Re: [PATCH 0/4] sched/rt: Distribute tasks in find_lowest_rq()

From: Qais Yousef
Date: Tue Apr 21 2020 - 08:13:14 EST


+Rafael +Marc

(There's a question about a function that you maintain below, the context is
that cpumask_any() now truly returns a random cpu in the mask and there were
concern it might break something you maintain)

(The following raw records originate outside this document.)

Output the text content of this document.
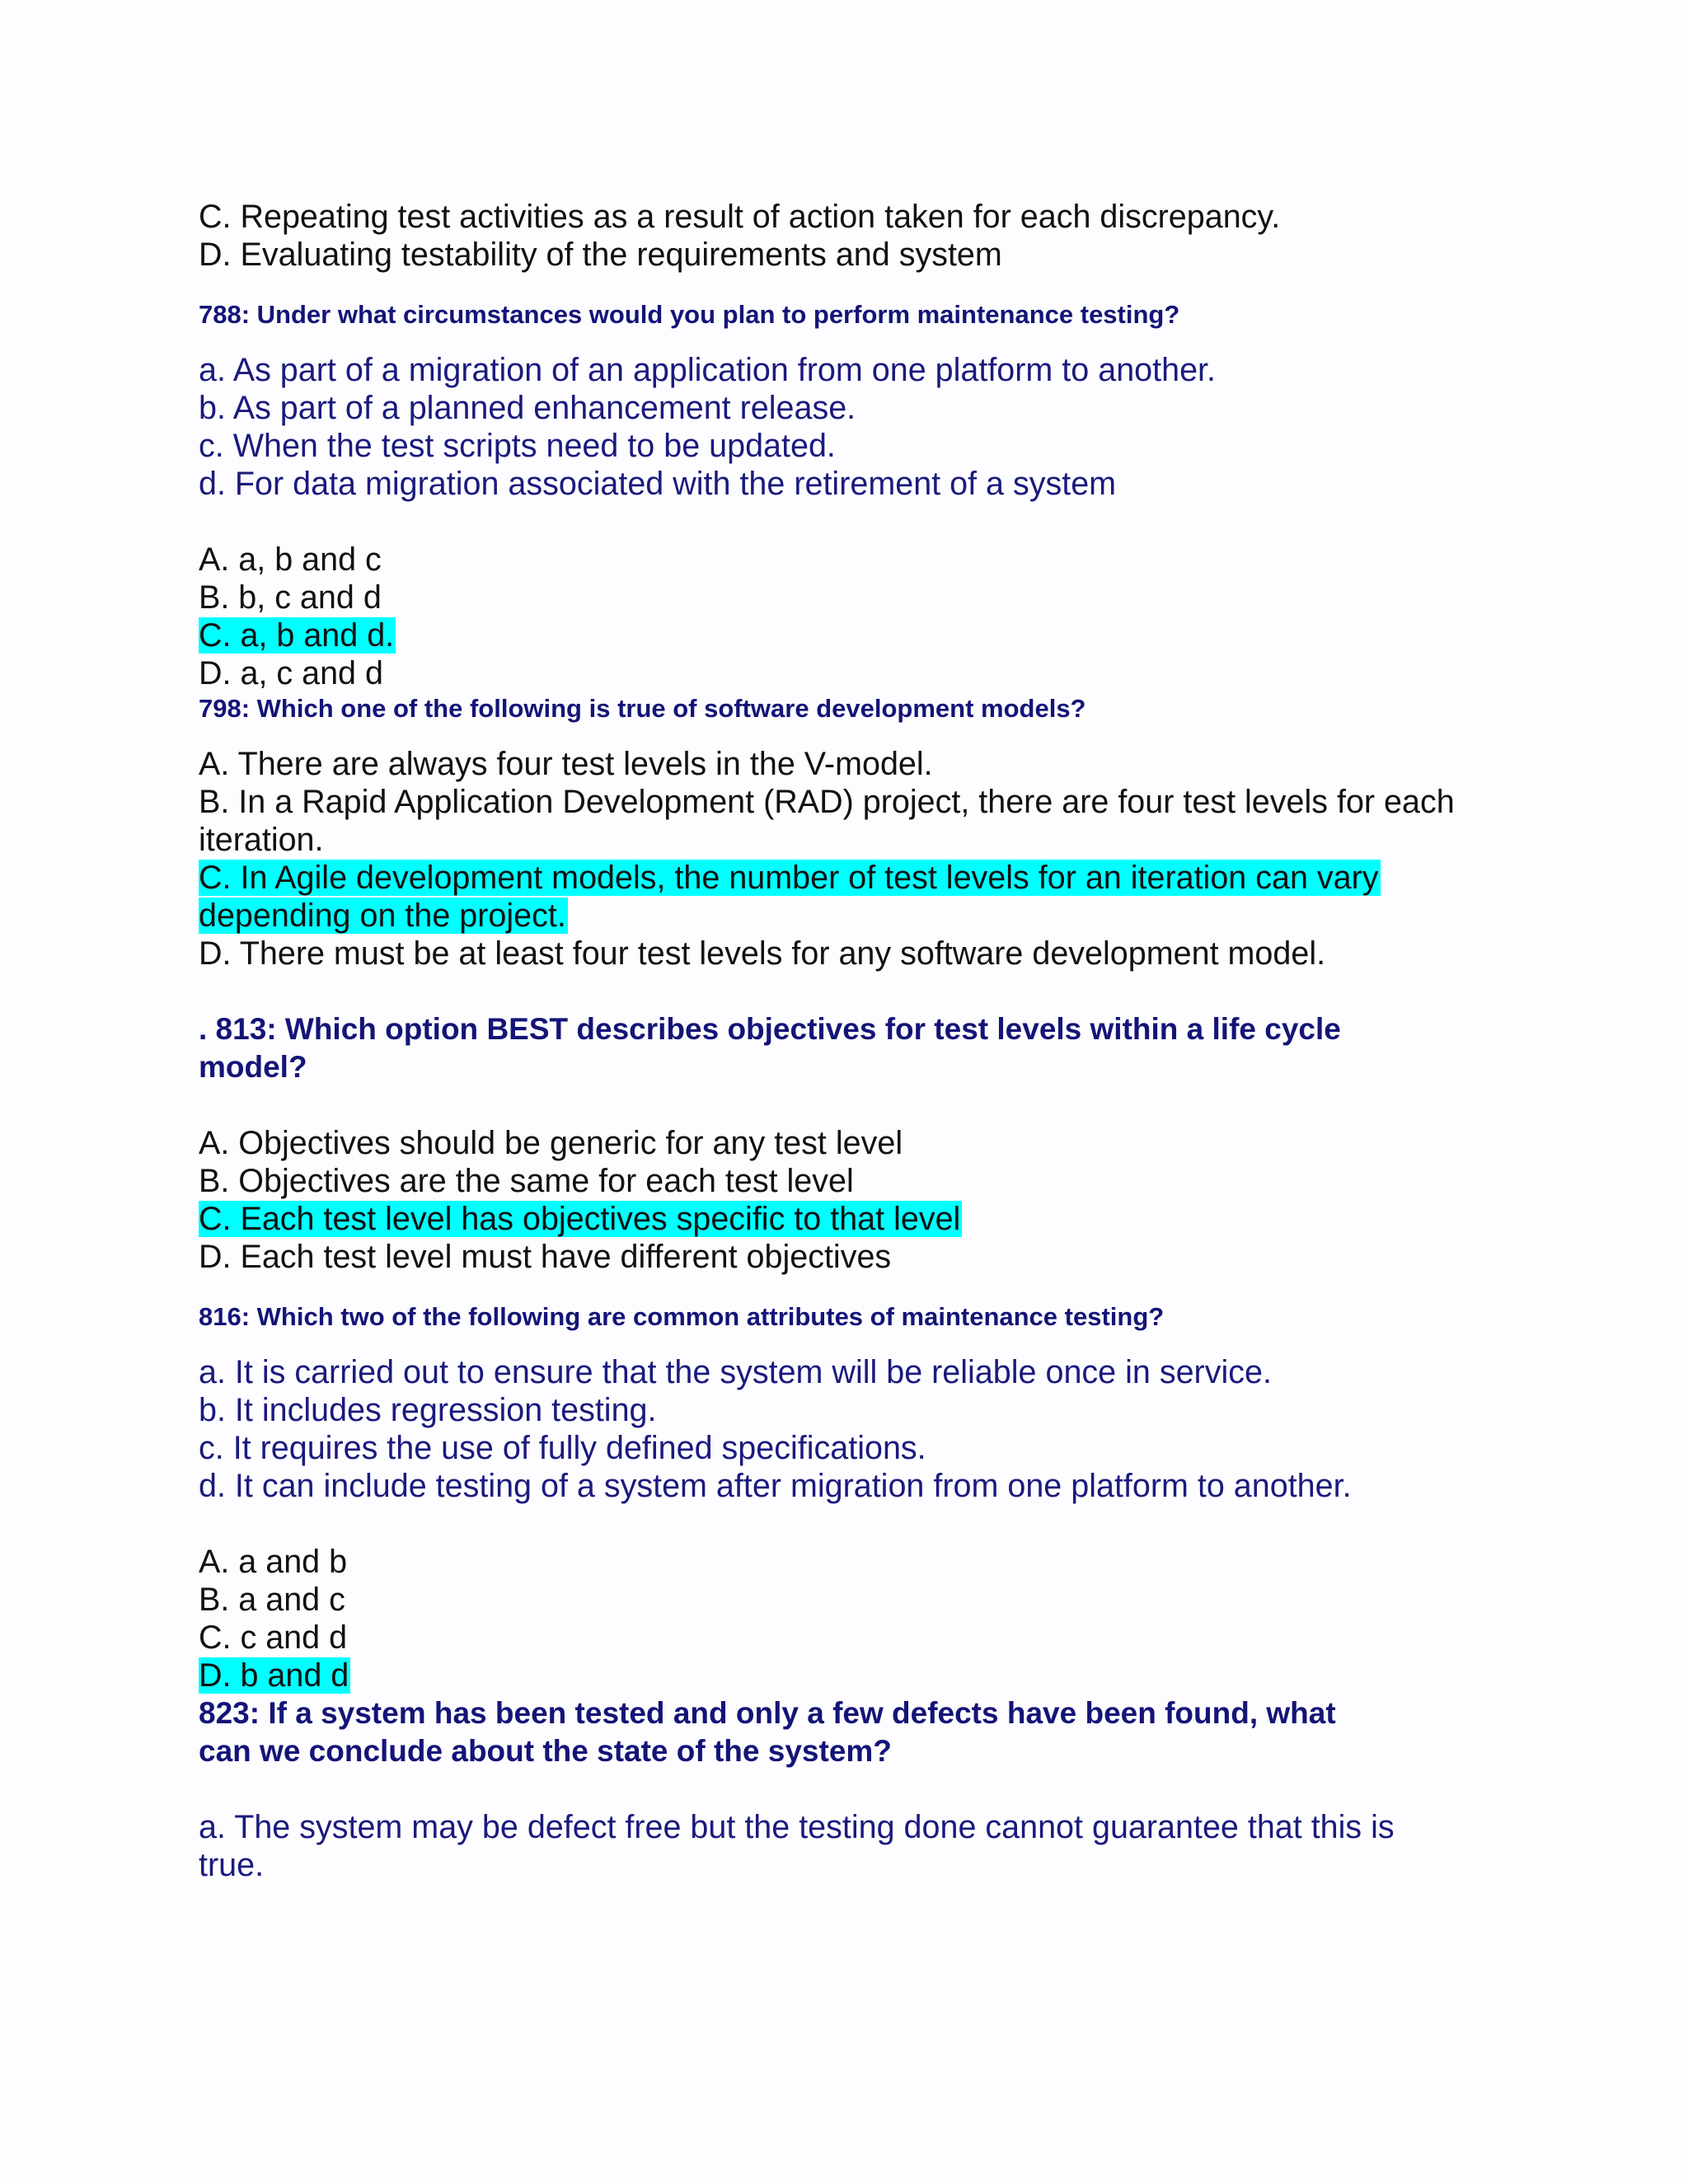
C. Repeating test activities as a result of action taken for each discrepancy.
D. Evaluating testability of the requirements and system
788: Under what circumstances would you plan to perform maintenance testing?
a. As part of a migration of an application from one platform to another.
b. As part of a planned enhancement release.
c. When the test scripts need to be updated.
d. For data migration associated with the retirement of a system
A. a, b and c
B. b, c and d
C. a, b and d.
D. a, c and d
798: Which one of the following is true of software development models?
A. There are always four test levels in the V-model.
B. In a Rapid Application Development (RAD) project, there are four test levels for each
iteration.
C. In Agile development models, the number of test levels for an iteration can vary
depending on the project.
D. There must be at least four test levels for any software development model.
. 813: Which option BEST describes objectives for test levels within a life cycle
model?
A. Objectives should be generic for any test level
B. Objectives are the same for each test level
C. Each test level has objectives specific to that level
D. Each test level must have different objectives
816: Which two of the following are common attributes of maintenance testing?
a. It is carried out to ensure that the system will be reliable once in service.
b. It includes regression testing.
c. It requires the use of fully defined specifications.
d. It can include testing of a system after migration from one platform to another.
A. a and b
B. a and c
C. c and d
D. b and d
823: If a system has been tested and only a few defects have been found, what
can we conclude about the state of the system?
a. The system may be defect free but the testing done cannot guarantee that this is
true.
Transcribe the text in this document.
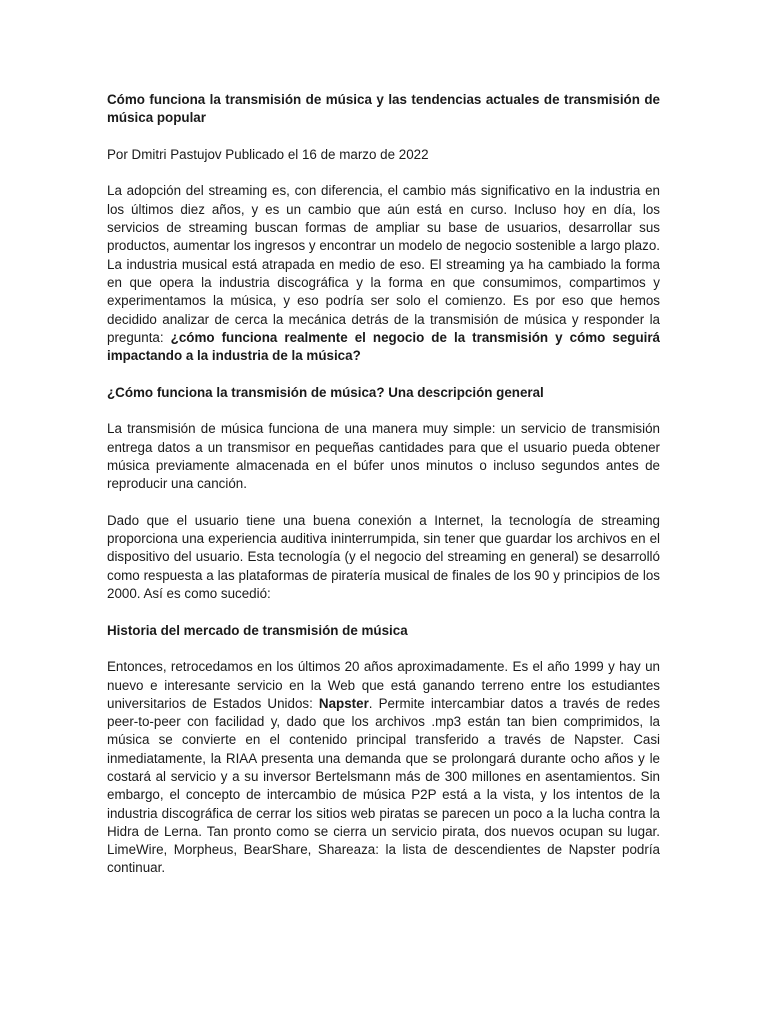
Cómo funciona la transmisión de música y las tendencias actuales de transmisión de música popular

Por Dmitri Pastujov Publicado el 16 de marzo de 2022

La adopción del streaming es, con diferencia, el cambio más significativo en la industria en los últimos diez años, y es un cambio que aún está en curso. Incluso hoy en día, los servicios de streaming buscan formas de ampliar su base de usuarios, desarrollar sus productos, aumentar los ingresos y encontrar un modelo de negocio sostenible a largo plazo. La industria musical está atrapada en medio de eso. El streaming ya ha cambiado la forma en que opera la industria discográfica y la forma en que consumimos, compartimos y experimentamos la música, y eso podría ser solo el comienzo. Es por eso que hemos decidido analizar de cerca la mecánica detrás de la transmisión de música y responder la pregunta: ¿cómo funciona realmente el negocio de la transmisión y cómo seguirá impactando a la industria de la música?

¿Cómo funciona la transmisión de música? Una descripción general

La transmisión de música funciona de una manera muy simple: un servicio de transmisión entrega datos a un transmisor en pequeñas cantidades para que el usuario pueda obtener música previamente almacenada en el búfer unos minutos o incluso segundos antes de reproducir una canción.

Dado que el usuario tiene una buena conexión a Internet, la tecnología de streaming proporciona una experiencia auditiva ininterrumpida, sin tener que guardar los archivos en el dispositivo del usuario. Esta tecnología (y el negocio del streaming en general) se desarrolló como respuesta a las plataformas de piratería musical de finales de los 90 y principios de los 2000. Así es como sucedió:

Historia del mercado de transmisión de música

Entonces, retrocedamos en los últimos 20 años aproximadamente. Es el año 1999 y hay un nuevo e interesante servicio en la Web que está ganando terreno entre los estudiantes universitarios de Estados Unidos: Napster. Permite intercambiar datos a través de redes peer-to-peer con facilidad y, dado que los archivos .mp3 están tan bien comprimidos, la música se convierte en el contenido principal transferido a través de Napster. Casi inmediatamente, la RIAA presenta una demanda que se prolongará durante ocho años y le costará al servicio y a su inversor Bertelsmann más de 300 millones en asentamientos. Sin embargo, el concepto de intercambio de música P2P está a la vista, y los intentos de la industria discográfica de cerrar los sitios web piratas se parecen un poco a la lucha contra la Hidra de Lerna. Tan pronto como se cierra un servicio pirata, dos nuevos ocupan su lugar. LimeWire, Morpheus, BearShare, Shareaza: la lista de descendientes de Napster podría continuar.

On 04/14/20 19:58, Valentin Schneider wrote:
> Hi,
>
> On 14/04/20 16:05, Qais Yousef wrote:
> > Now that we have a proper function that returns a 'random' CPU in a mask [1]
> > utilize that in find_lowest_rq() to solve the thundering herd issue described
> > in this thread
> >
> > https://lore.kernel.org/lkml/20200219140243.wfljmupcrwm2jelo@e107158-lin/
> >
> > But as a pre-amble, I noticed that the new cpumask_any_and_distribute() is
> > actually an alias for cpumask_any_and() which is documented as returning
> > a 'random' cpu but actually just does cpumask_first_and().
> >
> > The first 3 patches cleanup the API so that the whole family of
> > cpumask_any*() take advantage of the new 'random' behavior
>
> I'm a bit wary about such blanket changes. I feel like most places impacted
> by this change don't gain anything by using the random thing. In sched land
> that would be:

The API has always been clear that cpumask_any return a random cpu within the
mask. And the fact it's a one liner with cpumask_first() directly visible,
a user made the choice to stick to cpumask_any() indicates that that's what
they wanted.

Probably a lot of them they don't care what cpu is returned and happy with the
random value. I don't see why it has to have an effect. Some could benefit,
like my use case here. Or others truly don't care, then it's fine to return
anything, as requested.

>
> - The single cpumask_any() in core.c::select_task_rq()
> - Pretty much any function that wants a CPU id to dereference a
> root_domain; there's some of them in deadline.c, topology.c
>
> Looking some more into it, there's shadier things:
>
> - cpufreq_offline() uses cpumask_any() to figure out the new policy
> leader... That one should be cpumask_first()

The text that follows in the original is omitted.